Multitherm
Erdwärmepumpen

Erdwärmepumpen von Thermia

Ökologisch und ökonomisch sinnvoll

Der Einsatz von Erdwärmepumpen stellt eine umweltschonende Alternative zu herkömmlichen Heizsystemen dar, denn bis zu 80 Prozent der benötigten Heizenergie für Ihr Haus wird aus Umweltwärme gewonnen. Mit Erdwärmepumpen können Sie somit einen Großteil der CO2-Emmissionen einsparen, die sonst im Zuge der Energiegewinnung für die Beheizung Ihres Hauses, durch die Verbrennung von Festbrennstoffen, Öl und Gas, entstehen würden. Gleichzeitig machen Erdwärmepumpen Verbraucher deutlich unabhängiger von den stetig steigenden Preisen der genannten Energieträger, denn nur rund 20 Prozent der Heizenergie kommt aus zunehmend ökologisch erzeugtem Strom. Erdwärmepumpen sind also nicht nur umweltfreundlich und zukunftsorientiert, sie sparen außerdem bares Geld.

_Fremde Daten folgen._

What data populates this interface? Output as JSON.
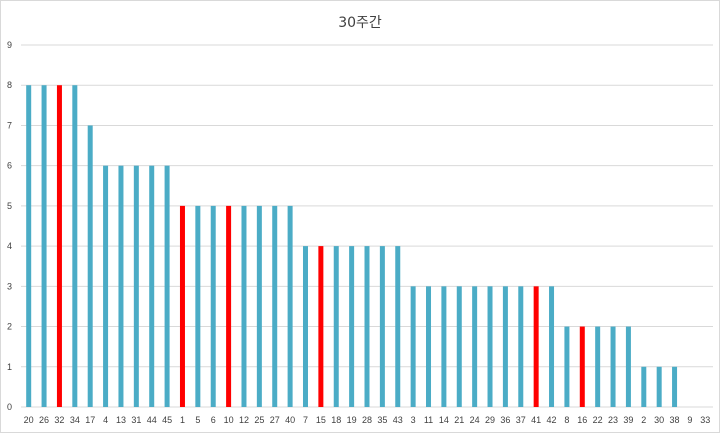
{
  "chart_data": {
    "type": "bar",
    "title": "30주간",
    "xlabel": "",
    "ylabel": "",
    "ylim": [
      0,
      9
    ],
    "yticks": [
      0,
      1,
      2,
      3,
      4,
      5,
      6,
      7,
      8,
      9
    ],
    "grid": true,
    "legend": "none",
    "categories": [
      "20",
      "26",
      "32",
      "34",
      "17",
      "4",
      "13",
      "31",
      "44",
      "45",
      "1",
      "5",
      "6",
      "10",
      "12",
      "25",
      "27",
      "40",
      "7",
      "15",
      "18",
      "19",
      "28",
      "35",
      "43",
      "3",
      "11",
      "14",
      "21",
      "24",
      "29",
      "36",
      "37",
      "41",
      "42",
      "8",
      "16",
      "22",
      "23",
      "39",
      "2",
      "30",
      "38",
      "9",
      "33"
    ],
    "values": [
      8,
      8,
      8,
      8,
      7,
      6,
      6,
      6,
      6,
      6,
      5,
      5,
      5,
      5,
      5,
      5,
      5,
      5,
      4,
      4,
      4,
      4,
      4,
      4,
      4,
      3,
      3,
      3,
      3,
      3,
      3,
      3,
      3,
      3,
      3,
      2,
      2,
      2,
      2,
      2,
      1,
      1,
      1,
      0,
      0
    ],
    "highlighted": [
      "32",
      "1",
      "10",
      "15",
      "41",
      "16"
    ],
    "colors": {
      "bar": "#4bacc6",
      "highlight": "#ff0000",
      "grid": "#d9d9d9",
      "text": "#404040"
    }
  }
}
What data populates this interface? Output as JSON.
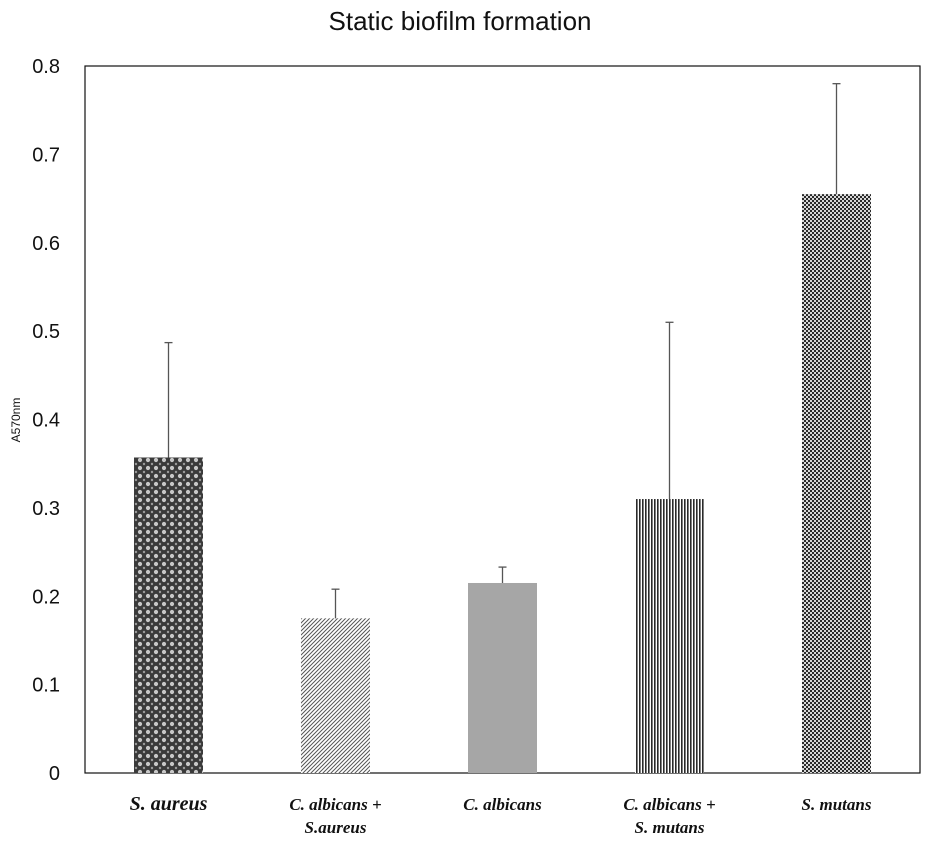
{
  "chart_data": {
    "type": "bar",
    "title": "Static biofilm formation",
    "xlabel": "",
    "ylabel": "A570nm",
    "ylim": [
      0,
      0.8
    ],
    "yticks": [
      "0",
      "0.1",
      "0.2",
      "0.3",
      "0.4",
      "0.5",
      "0.6",
      "0.7",
      "0.8"
    ],
    "grid": false,
    "legend": "none",
    "categories": [
      [
        "S. aureus"
      ],
      [
        "C. albicans +",
        "S.aureus"
      ],
      [
        "C. albicans"
      ],
      [
        "C. albicans +",
        "S. mutans"
      ],
      [
        "S. mutans"
      ]
    ],
    "values": [
      0.357,
      0.175,
      0.215,
      0.31,
      0.655
    ],
    "error_upper": [
      0.13,
      0.033,
      0.018,
      0.2,
      0.125
    ],
    "bar_styles": [
      "fine-crosshatch",
      "diagonal-hatch",
      "solid-gray",
      "vertical-lines",
      "checker"
    ],
    "colors": {
      "bar_dark": "#333333",
      "bar_gray": "#a6a6a6",
      "axis": "#111111",
      "error_bar": "#555555"
    }
  }
}
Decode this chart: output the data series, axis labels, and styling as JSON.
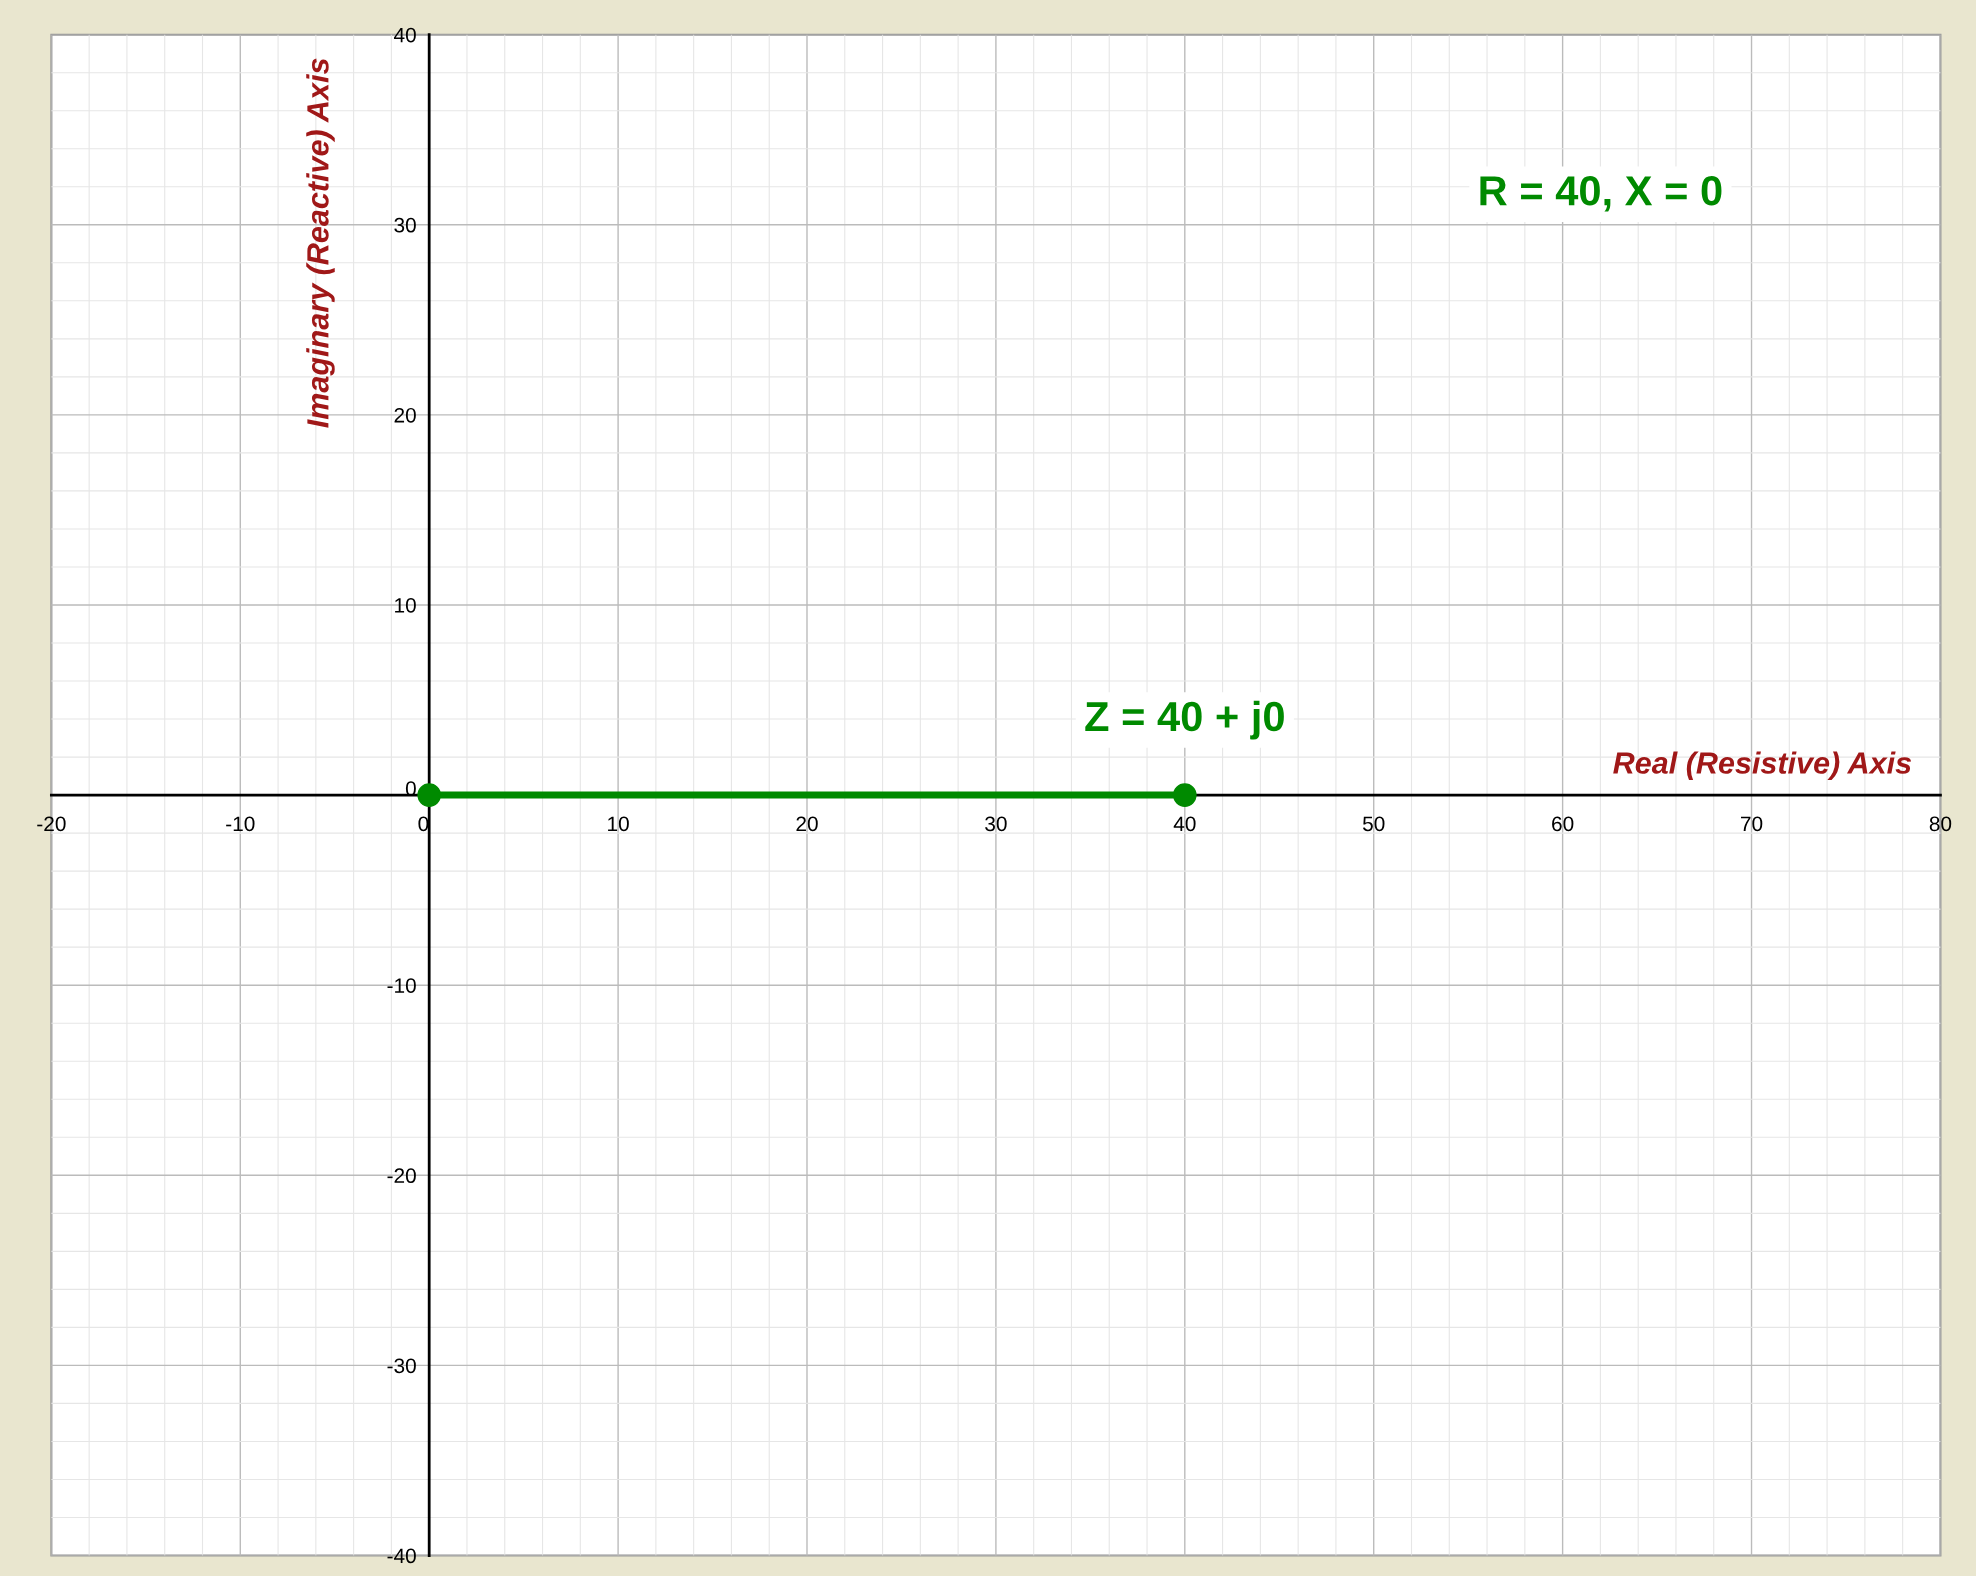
{
  "chart_data": {
    "type": "line",
    "xlabel": "Real (Resistive) Axis",
    "ylabel": "Imaginary (Reactive) Axis",
    "xlim": [
      -20,
      80
    ],
    "xticks": [
      -20,
      -10,
      0,
      10,
      20,
      30,
      40,
      50,
      60,
      70,
      80
    ],
    "ylim": [
      -40,
      40
    ],
    "yticks": [
      -40,
      -30,
      -20,
      -10,
      0,
      10,
      20,
      30,
      40
    ],
    "grid": true,
    "marker": "circle",
    "line_style": "solid",
    "series": [
      {
        "x": [
          0,
          40
        ],
        "values": [
          0,
          0
        ],
        "color": "#008a00"
      }
    ],
    "annotations": [
      "R = 40, X = 0",
      {
        "text": "Z = 40 + j0",
        "x": 40,
        "y": 0
      }
    ]
  }
}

Erdwärmenutzung – Effektiv und Sicher

Erdwärmepumpen machen die Wärmeenergie nutzbar, die durch Sonneneinstrahlung sowie durch Regen und Schmelzwasser in das Erdreich gelangt. Bei diesem handelt es sich um einen hervorragenden Wärmespeicher, in dem die Temperaturen über das Jahr hinweg relativ konstant bleiben; eine Grundvoraussetzung für den effektiven Einsatz von Erdwärmepumpen. Ins Erdreich eingebrachte und mit einem Gemisch aus Wasser und Frostschutz (Sole) gefüllte Rohrsysteme, so genannte Erdwärmekollektoren, entziehen die im Erdreich gespeicherte Wärme, und leiten sie in einem geschlossenen Kreislauf zur Erdwärmepumpe. Je nach Bedarf können zwei unterschiedliche Systeme zum Einsatz kommen. Erdkollektoren werden großflächig und horizontal in geringer Tiefe verlegt. So genannte Sonden hingegen sind sehr Platz sparend, werden dafür aber besonders tief (bis zu 100 m) in die Erde gebohrt. Eine weitere Möglichkeit ist der Einsatz von Spiralkollektoren. Die Varianten haben keine negativen Auswirkungen auf die Umwelt.

Erdwärmepumpen – Einfach genial

Die absorbierte Erdwärme wird durch das Wasser-Frostschutzgemisch (Sole) der Kollektoren in den so genannten Verdampfer der Erdwärmepumpe geleitet. Dort wird der Sole Energie entzogen und das Kältemittel verdampft. Der nun gasförmige Wärmeträger wird durch den nachfolgenden Verdichter angesaugt und verdichtet. Diese Druckerhöhung bewirkt eine Erhöhung der Temperatur, die im Verflüssiger an den Heizkreislauf der Warmwasserheizung abgegeben wird. Das verflüssigte Kältemittel wird über ein Expansionsventil wieder in den Verdampfer eingespritzt und der Prozess beginnt von vorn.